Zur Ausführung eines gewaltsamen Einbruchs vereinigen sich fast immer mehrere Verbrecher, die sich willig der Führung des gewandtesten unter ihnen anvertrauen und diesem blindlings gehorchen. Stets wird ein solcher Einbruch vorher genau ausgekundschaftet, und die Thäter verschaffen sich die eingehendste Kenntniß der Oertlichkeiten, der besten Gelegenheiten zum Einbruch, der Lebensgewohnheiten der Eigenthümer, des Dienstbotenpersonals, der Vortheile bei einer Flucht etc. Unter den verschiedensten Verkleidungen suchen die Kundschafter – in der Gaunersprache „Ausbaldowerer“ genannt – ihre Zwecke zu erreichen: bald meldet sich ein elegant gekleideter Herr, um die Wohnung (falls sie zu vermiethen ist) zu besichtigen, bald kommt ein Arbeiter, um die Gasröhren auf ihre Dichtigkeit zu prüfen, eine Frau klingelt und wünscht die Dame des Hauses zu sprechen, um dann irgend eine nichtige Frage oder Bettelei an sie zu richten, ein Paket wird für den Hausherrn abgegeben und – angeblich wegen Verwechselung der Adresse – bald wieder abgeholt, an der Küchenthür meldet sich ein Kolporteur und knüpft mit dem Dienstmädchen ein Gespräch an, oder ein Kohlenträger fragt, ob hier Kohlen bestellt seien, und auf das erfolgende „Nein“ bittet er, sich einen Augenblick ausruhen zu dürfen u. s. f. Häufig geschieht es auch, daß vorher mit den Dienstmädchen Liebschaften oder mit den Dienern Freundschaften angeknüpft werden; ja, es ist schon vorgekommen, daß der eine oder andere Verbrecher in den Dienst einer Herrschaft trat, auf deren Beraubung es abgesehen war.

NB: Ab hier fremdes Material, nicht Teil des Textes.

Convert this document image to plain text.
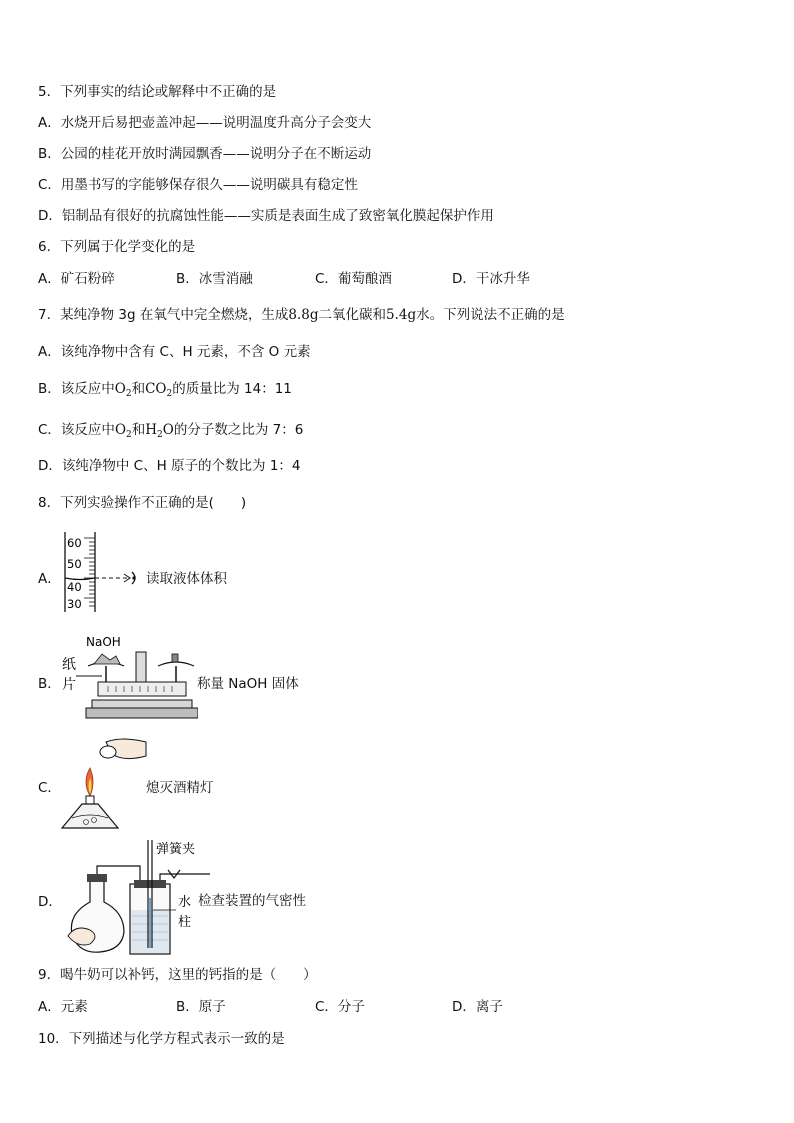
5．下列事实的结论或解释中不正确的是
A．水烧开后易把壶盖冲起——说明温度升高分子会变大
B．公园的桂花开放时满园飘香——说明分子在不断运动
C．用墨书写的字能够保存很久——说明碳具有稳定性
D．铝制品有很好的抗腐蚀性能——实质是表面生成了致密氧化膜起保护作用
6．下列属于化学变化的是
A．矿石粉碎	B．冰雪消融	C．葡萄酿酒	D．干冰升华
7．某纯净物 3g 在氧气中完全燃烧，生成8.8g二氧化碳和5.4g水。下列说法不正确的是
A．该纯净物中含有 C、H 元素，不含 O 元素
B．该反应中$O_2$和$CO_2$的质量比为 14：11
C．该反应中$O_2$和$H_2O$的分子数之比为 7：6
D．该纯净物中 C、H 原子的个数比为 1：4
8．下列实验操作不正确的是(　　)
A．
60
50
40
30
读取液体体积
B．
NaOH
纸
片	称量 NaOH 固体
C．	熄灭酒精灯
D．
弹簧夹
水
柱
检查装置的气密性
9．喝牛奶可以补钙，这里的钙指的是（　　）
A．元素	B．原子	C．分子	D．离子
10．下列描述与化学方程式表示一致的是
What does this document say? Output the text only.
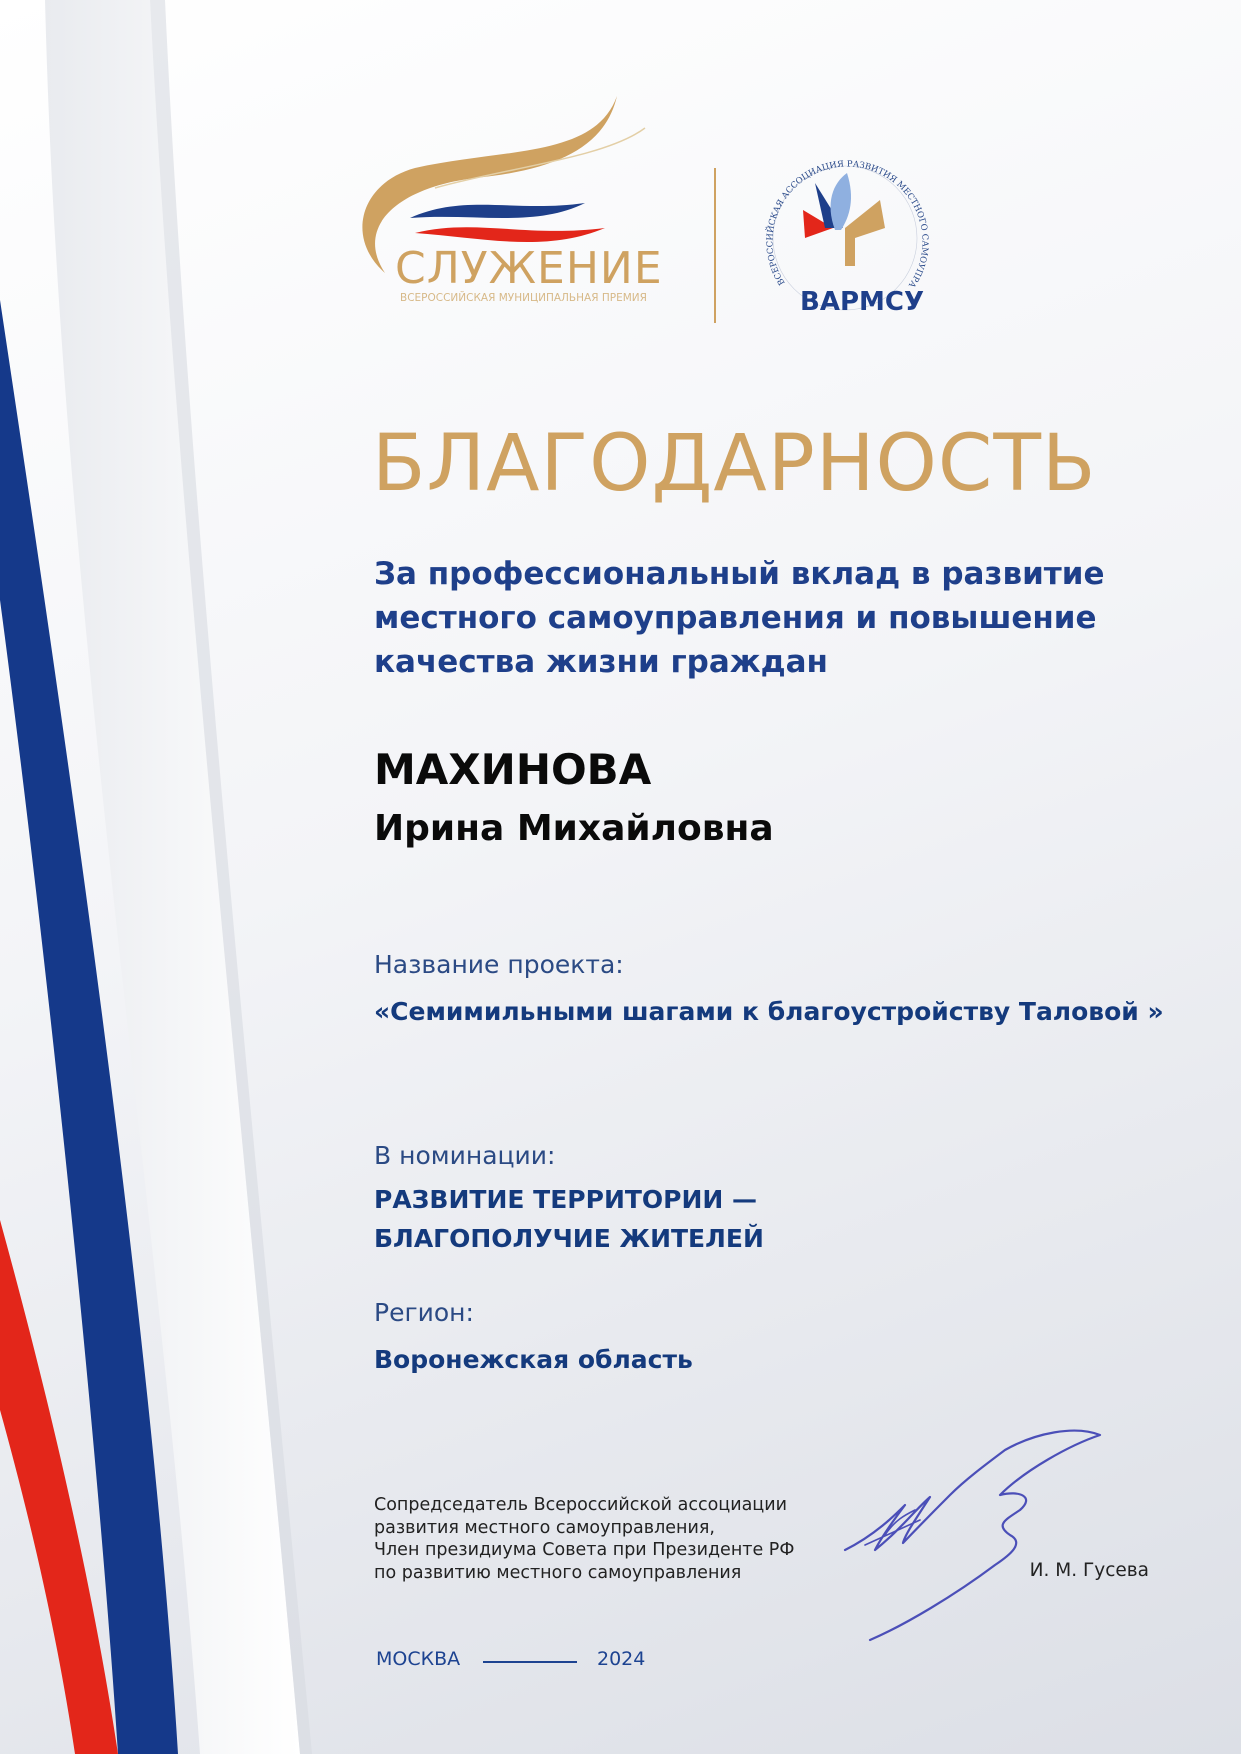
СЛУЖЕНИЕ
ВСЕРОССИЙСКАЯ МУНИЦИПАЛЬНАЯ ПРЕМИЯ
ВСЕРОССИЙСКАЯ АССОЦИАЦИЯ РАЗВИТИЯ МЕСТНОГО САМОУПРА
ВАРМСУ
БЛАГОДАРНОСТЬ
За профессиональный вклад в развитие местного самоуправления и повышение качества жизни граждан
МАХИНОВА
Ирина Михайловна
Название проекта:
«Семимильными шагами к благоустройству Таловой »
В номинации:
РАЗВИТИЕ ТЕРРИТОРИИ —
БЛАГОПОЛУЧИЕ ЖИТЕЛЕЙ
Регион:
Воронежская область
Сопредседатель Всероссийской ассоциации
развития местного самоуправления,
Член президиума Совета при Президенте РФ
по развитию местного самоуправления	И. М. Гусева
МОСКВА	2024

Ist alles zur That vorbereitet, so geht es an die Ausführung, meistentheils unter dem Schutze der Nacht, wobei hervorgehoben werden muß, daß der Eintritt in die Häuser äußerst selten auf gewaltthätige Weise versucht wird, sondern der oder die Thäter sich vorher einschleichen und sich irgendwo verbergen, um zur geeigneten Stunde ihr Versteck zu verlassen. Zur selben Zeit oder bereits vorher haben auch auf der Straße die Aufpasser – „Schmieresteher“ – ihr „Amt“ angetreten und warnen erforderlichen Falls ihre Gefährten, von denen oft wieder einer auf dem Flur oder auf der Treppe Wache hält, durch ein verabredetes Zeichen, einen leisen Pfiff, ein Wort, einen Ruf.

Ist der Dieb in die Wohnung eingedrungen, so hält er zunächst Umschau, ob eine Entdeckung droht, dann macht er sich hastig und doch planmäßig auf die Suche nach Werthsachen, wobei er stets zwischen echten und unechten Stücken unterscheidet und nur die ersteren mitgehen heißt; sind einzelne Dinge zum Fortschaffen zu groß oder zu beschwerlich, so zerstückelt er sie und bemächtigt sich der werthvollsten Theile; am willkommensten ist ihm natürlich Geld in bar oder in Scheinen, auch Werthpapiere läßt er nicht liegen, wenn sie nicht, wie ausländische, schwer zu verkaufen sind. Welche Frechheit oft die Diebe bei diesen Einbrüchen entwickeln, geht daraus hervor, daß sie selbst in die Schlafstuben der Bewohner dringen und dort nach Geldtaschen, Uhren, Ringen etc. forschen; an anderen Stellen wieder verschmähen sie eine Stärkung mit Wein oder Bier nicht und rauchen behaglich beim Ausräumen der Kisten und Kasten die Cigarren des Besitzers. Im Gegensatz zu dieser Frechheit steht wiederum ihre Angst und Fassungslosigkeit bei unerwarteter Ueberraschung. So unternahm vor einer Reihe von Jahren ein Dieb einen Einbruch in die Wohnung eines Arztes; als er behutsam in das Arbeitszimmer desselben trat, befand er sich plötzlich einem menschlichen Skelett gegenüber und erschrak dermaßen, daß er in epileptische Krämpfe verfiel; spät nachts wurde er von dem nach Hause kehrenden Mediziner in diesem Zustande aufgefunden und natürlich der Polizei übergeben.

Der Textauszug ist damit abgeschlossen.